There is also a legal problem here, in Europe, anyway:

Believe it or not, but De Nederlandsche Bank (Dutch central bank,) run by Nout Wellink who is on the board of BIS and a member of the Trilaterals) shut down my on-line telebank service. A clear sign I was on the right track :-). They did so because of a prohibition on collecting 'reclaimable money' (a direct translation of judicial lingo, I'm not sure an English speaking lawyer will know what this means).

You can, however, manage reclaimable money if you give a paper voucher in return. This is a loophole designed for book vouchers and the like.

Now we have only paper money in circulation. Of course, this law is to 'protect consumers' (wink wink). You have to realize this was going on last year, 2008. The people from the Dutch Central Bank are telling me they are very worried about the couple of thousand Euro that we manage as deposits for circulating Gelres. The same people that have been supervising and in effect organizing the credit crunch that has cost taxpayers in the west trillions
of Dollars.

Now, being confronted by men and women (kind and intelligent people!) in expensive suits destroying and enslaving the people I love, including myself, who are telling you they are protecting consumers by putting me out of business, kind of pisses me off BIG TIME.
Brainwashed or not, you start to dislike them even more than you already did.
Its probably not the same with everybody, but if somebody starts playing with my family jewels,
smiling all the time and speaking very correctly gets me thinking. To be honest, it was an experience that inspired.

By creating a unit that combines both strengths, cheap credit AND convertibility, we believe it is possible to actually compete with Euro Creating money out of thin air that will buy Euro and eventually gold, it sure gets me excited :-)

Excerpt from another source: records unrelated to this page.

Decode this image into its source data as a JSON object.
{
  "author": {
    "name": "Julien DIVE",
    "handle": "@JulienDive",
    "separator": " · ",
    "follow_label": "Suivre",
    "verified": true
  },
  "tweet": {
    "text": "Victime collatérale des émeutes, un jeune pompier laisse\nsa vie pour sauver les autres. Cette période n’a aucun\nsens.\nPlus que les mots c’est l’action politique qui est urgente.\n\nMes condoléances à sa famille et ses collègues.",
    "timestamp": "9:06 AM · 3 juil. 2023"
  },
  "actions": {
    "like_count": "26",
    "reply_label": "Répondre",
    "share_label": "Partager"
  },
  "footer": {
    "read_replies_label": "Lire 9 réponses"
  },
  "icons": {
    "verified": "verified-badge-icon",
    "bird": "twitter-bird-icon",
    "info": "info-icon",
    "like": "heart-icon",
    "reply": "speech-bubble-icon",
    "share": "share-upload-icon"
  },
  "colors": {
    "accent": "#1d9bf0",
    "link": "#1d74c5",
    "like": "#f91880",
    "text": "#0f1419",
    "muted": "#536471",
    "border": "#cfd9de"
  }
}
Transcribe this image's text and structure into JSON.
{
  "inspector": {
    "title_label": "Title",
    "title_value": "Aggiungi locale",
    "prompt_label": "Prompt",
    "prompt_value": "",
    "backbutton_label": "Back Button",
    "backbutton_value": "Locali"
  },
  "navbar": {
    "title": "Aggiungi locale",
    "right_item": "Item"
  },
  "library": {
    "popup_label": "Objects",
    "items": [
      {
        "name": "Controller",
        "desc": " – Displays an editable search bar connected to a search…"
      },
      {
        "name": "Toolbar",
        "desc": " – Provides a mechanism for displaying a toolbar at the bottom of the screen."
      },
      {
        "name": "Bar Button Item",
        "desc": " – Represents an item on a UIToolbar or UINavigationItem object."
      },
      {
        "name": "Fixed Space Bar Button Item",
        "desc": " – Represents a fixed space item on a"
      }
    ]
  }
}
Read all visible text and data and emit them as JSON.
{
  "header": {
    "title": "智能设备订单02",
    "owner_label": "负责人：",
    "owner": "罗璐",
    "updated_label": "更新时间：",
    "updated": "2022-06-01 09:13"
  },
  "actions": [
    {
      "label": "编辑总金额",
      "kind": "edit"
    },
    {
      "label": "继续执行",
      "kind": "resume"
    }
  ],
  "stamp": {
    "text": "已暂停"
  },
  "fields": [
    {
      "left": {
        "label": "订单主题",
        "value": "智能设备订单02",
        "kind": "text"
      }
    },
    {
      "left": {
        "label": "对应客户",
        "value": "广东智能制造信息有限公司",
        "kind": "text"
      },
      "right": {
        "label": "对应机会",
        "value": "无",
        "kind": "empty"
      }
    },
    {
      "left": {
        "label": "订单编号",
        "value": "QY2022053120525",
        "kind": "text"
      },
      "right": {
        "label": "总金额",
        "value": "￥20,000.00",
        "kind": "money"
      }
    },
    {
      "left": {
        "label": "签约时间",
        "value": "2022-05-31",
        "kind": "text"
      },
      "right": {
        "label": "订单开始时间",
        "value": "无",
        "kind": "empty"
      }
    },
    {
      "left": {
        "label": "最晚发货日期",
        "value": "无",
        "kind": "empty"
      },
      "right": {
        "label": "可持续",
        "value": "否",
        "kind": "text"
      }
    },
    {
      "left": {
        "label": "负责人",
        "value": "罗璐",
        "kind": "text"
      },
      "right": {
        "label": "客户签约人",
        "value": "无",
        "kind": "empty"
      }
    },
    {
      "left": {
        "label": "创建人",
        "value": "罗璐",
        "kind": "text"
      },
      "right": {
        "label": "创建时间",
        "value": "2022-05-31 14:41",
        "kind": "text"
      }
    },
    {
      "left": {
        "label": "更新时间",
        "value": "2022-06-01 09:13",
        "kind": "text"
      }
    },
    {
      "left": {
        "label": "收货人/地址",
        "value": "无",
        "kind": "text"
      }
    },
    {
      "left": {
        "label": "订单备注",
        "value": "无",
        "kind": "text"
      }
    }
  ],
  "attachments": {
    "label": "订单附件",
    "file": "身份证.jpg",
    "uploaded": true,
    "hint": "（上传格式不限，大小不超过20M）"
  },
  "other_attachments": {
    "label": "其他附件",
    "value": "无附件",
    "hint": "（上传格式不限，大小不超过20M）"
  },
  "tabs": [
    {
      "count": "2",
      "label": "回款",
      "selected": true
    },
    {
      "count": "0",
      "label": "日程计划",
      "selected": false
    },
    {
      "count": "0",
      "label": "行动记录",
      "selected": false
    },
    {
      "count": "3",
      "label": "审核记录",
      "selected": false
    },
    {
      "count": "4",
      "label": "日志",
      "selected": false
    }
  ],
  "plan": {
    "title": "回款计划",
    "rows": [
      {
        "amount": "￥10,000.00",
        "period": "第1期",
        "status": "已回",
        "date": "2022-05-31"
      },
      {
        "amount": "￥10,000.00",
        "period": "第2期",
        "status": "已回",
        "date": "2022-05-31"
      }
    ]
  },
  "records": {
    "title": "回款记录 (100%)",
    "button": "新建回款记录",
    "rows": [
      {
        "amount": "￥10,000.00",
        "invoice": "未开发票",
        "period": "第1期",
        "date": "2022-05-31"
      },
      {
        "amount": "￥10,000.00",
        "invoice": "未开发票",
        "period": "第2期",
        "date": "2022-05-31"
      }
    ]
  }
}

We'll buy the world back :-))). we won't, but the people using the Gelre will!
The only problem is: how to do it and inspiration makes answering this elusive question easy: you create convertibility not by reclaimable deposits, but by creating an open marketplace where your unit can be traded!

In this way, you create convertibility not by having Euro or Dollars deposited, but by more classical means: foreign exchange markets have been around for quite some time, but only for bank money Speculation is out of the question, because in the network 1 Gelre=1 Euro always.

My foundation simply always sells Gelre for 95 cents, so it is no use offering your Gelres for more.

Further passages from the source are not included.